J’ai du pain sur la planche!
To say that I have been busy recently would be an understatement. I’ve reached that point in the semester where all my assignments are due (why must they all be due at the same time??), and I’ve been spending most of my time at my computer reading, researching and writing. When I do venture outside of the house, it’s to go to uni, and then swiftly back home again to my desk: read, research, write, repeat.

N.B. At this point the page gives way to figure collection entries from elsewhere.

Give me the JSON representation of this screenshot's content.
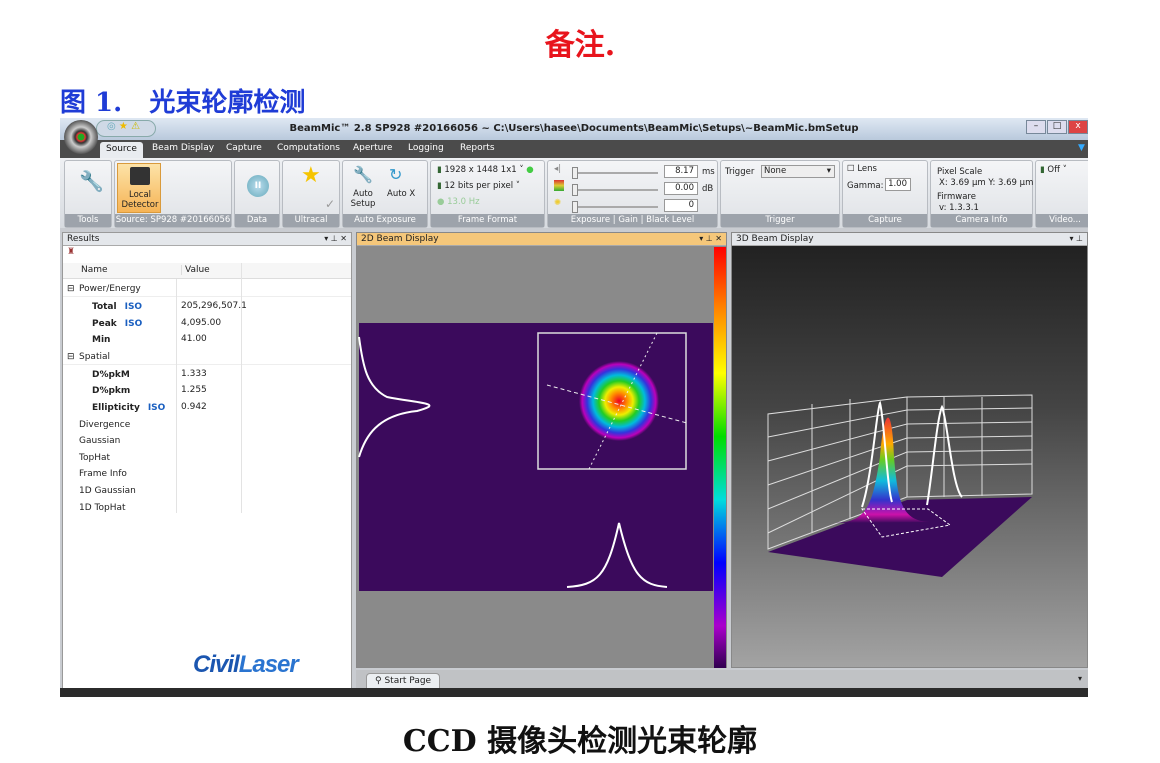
{
  "doc": {
    "note": "备注.",
    "figure_label": "图 1.   光束轮廓检测",
    "caption": "CCD  摄像头检测光束轮廓",
    "logo": "CivilLaser"
  },
  "app": {
    "title": "BeamMic™ 2.8 SP928 #20166056 ~ C:\\Users\\hasee\\Documents\\BeamMic\\Setups\\~BeamMic.bmSetup",
    "tabs": [
      "Source",
      "Beam Display",
      "Capture",
      "Computations",
      "Aperture",
      "Logging",
      "Reports"
    ],
    "active_tab": "Source",
    "ribbon": {
      "groups": [
        "Tools",
        "Source: SP928 #20166056",
        "Data",
        "Ultracal",
        "Auto Exposure",
        "Frame Format",
        "Exposure | Gain | Black Level",
        "Trigger",
        "Capture",
        "Camera Info",
        "Video..."
      ],
      "local_detector": "Local Detector",
      "auto_setup": "Auto Setup",
      "auto_x": "Auto X",
      "resolution": "1928 x 1448 1x1",
      "bits": "12 bits per pixel",
      "rate": "13.0 Hz",
      "exposure": "8.17",
      "exposure_unit": "ms",
      "gain": "0.00",
      "gain_unit": "dB",
      "black_level": "0",
      "trigger_label": "Trigger",
      "trigger_value": "None",
      "lens": "Lens",
      "gamma_label": "Gamma:",
      "gamma": "1.00",
      "pixel_scale": "Pixel Scale",
      "pixel_xy": "X: 3.69 µm  Y: 3.69 µm",
      "firmware": "Firmware",
      "firmware_v": "v: 1.3.3.1",
      "video": "Off"
    },
    "results": {
      "title": "Results",
      "col_name": "Name",
      "col_value": "Value",
      "rows": [
        {
          "name": "Power/Energy",
          "type": "group"
        },
        {
          "name": "Total",
          "value": "205,296,507.1",
          "iso": "ISO"
        },
        {
          "name": "Peak",
          "value": "4,095.00",
          "iso": "ISO"
        },
        {
          "name": "Min",
          "value": "41.00"
        },
        {
          "name": "Spatial",
          "type": "group"
        },
        {
          "name": "D%pkM",
          "value": "1.333"
        },
        {
          "name": "D%pkm",
          "value": "1.255"
        },
        {
          "name": "Ellipticity",
          "value": "0.942",
          "iso": "ISO"
        },
        {
          "name": "Divergence",
          "type": "sub"
        },
        {
          "name": "Gaussian",
          "type": "sub"
        },
        {
          "name": "TopHat",
          "type": "sub"
        },
        {
          "name": "Frame Info",
          "type": "sub"
        },
        {
          "name": "1D Gaussian",
          "type": "sub"
        },
        {
          "name": "1D TopHat",
          "type": "sub"
        }
      ]
    },
    "panel_2d": "2D Beam Display",
    "panel_3d": "3D Beam Display",
    "start_page": "Start Page",
    "colors": {
      "beam_bg": "#3b0a5c",
      "accent_orange": "#f5c77a"
    }
  }
}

The weather in Melbourne has suddenly become very wintry and cold, which has actually been somewhat of a blessing in disguise, as staying inside and studying has appeared a favourable alternative to venturing out into the torrential rain. Truthfully, I don’t mind the cold weather. I much prefer it to the inescapable heat of summer. I like thick wooly jumpers and curling up on the couch with a rug and good book, and I especially like winter comfort food. Everything seems to move a little more slowly in the colder months, including the way we prepare our meals. Recently I’ve been enjoying making porridge for breakfast (cooked in a pot on the stove – the proper way), and I think it’s only a matter of time before I start making big pots of soup and slow-cooked casseroles. It puts a smile on my face just thinking about it.
This meal has all the warmth and flavour of comfort food without the long cooking time. There’s something very decadent about duck – probably the richness of the meat – but it’s actually surprisingly easy to cook. The subtle flavours of the potato and turnip mash work beautifully as a base, while the sweet acidity of the cherry sauce cuts through the richness of the gamey meat.
The cooking times listed below produce duck meat that is still slightly pink inside, which is really the best way to have it. Overcooking the duck will cause it to become dry and unpalatable. If you’re unsure whether the meat is properly cooked, use a meat thermometer to test the internal temperature. I hope you have success with this recipe – leave me a comment below and let me know how it turned out!
Roast Duck Breast with Potato & Turnip Mash and Cherry Sauce
2 duck breasts
2 large potatoes, peeled and chopped into 3cm chunks
1 large turnip, peeled and chopped into 3cm chunks
1tsp dried thyme
1tsp fresh rosemary, finely chopped
salt & pepper, to taste
1 tbsp butter
1 cup pitted morello cherries
1/4 cup water
1 tbsp sherry
1 tbsp raw sugar
- Preheat oven to 180ºC. Place thyme, rosemary, salt and pepper in a mortar and pestle and grind until mixed. Using a sharp knife, score a criss-cross pattern into the skin of the duck breast. Rub the herb mix into the skin. Place duck skin-side down into a frying pan over medium heat [do not use any oil], and allow to cook for 12-15 minutes until the fat has rendered.
- Meanwhile, bring a large pot of water to the boil on the stove. When the water is boiling, add the potatoes and the turnips and cook until tender (about 15 minutes). Remove from heat, drain the water from the pot, return the cooked vegetables to the pot and put the lid on to keep the heat in until ready to mash.
- Once the duck has been in the frying pan for 12 or so minutes, the fat should be rendered and the skin golden. Transfer the duck breasts to a baking dish, skin-side up, and cook in the oven for 15 minutes. When 15 minutes has elapsed, turn the oven off and leave the duck to rest in the oven for a further 5 minutes before removing.
- While the duck is in the oven, bring the cherries and 1/4 cup of water to a boil in a small saucepan. Once boiling, mash the cherries and add 1 tbsp sherry. Reduce the heat to low and leave to simmer for 10 minutes. Stir through the 1 tbsp raw sugar, and simmer for a further 5 minutes. Remove from heat.
- Add 1 tbsp butter to the potatoes and turnips and mash until smooth. Remove the duck from the oven, and slice diagonally into pieces. Place a dollop of mash on each plate, topped with duck slices and cherry sauce.
Keeping time: the duck and cherry sauce will both keep for 3 days in the fridge. Mash is always best eaten on the day it’s made, but will last an additional day in the fridge if need be.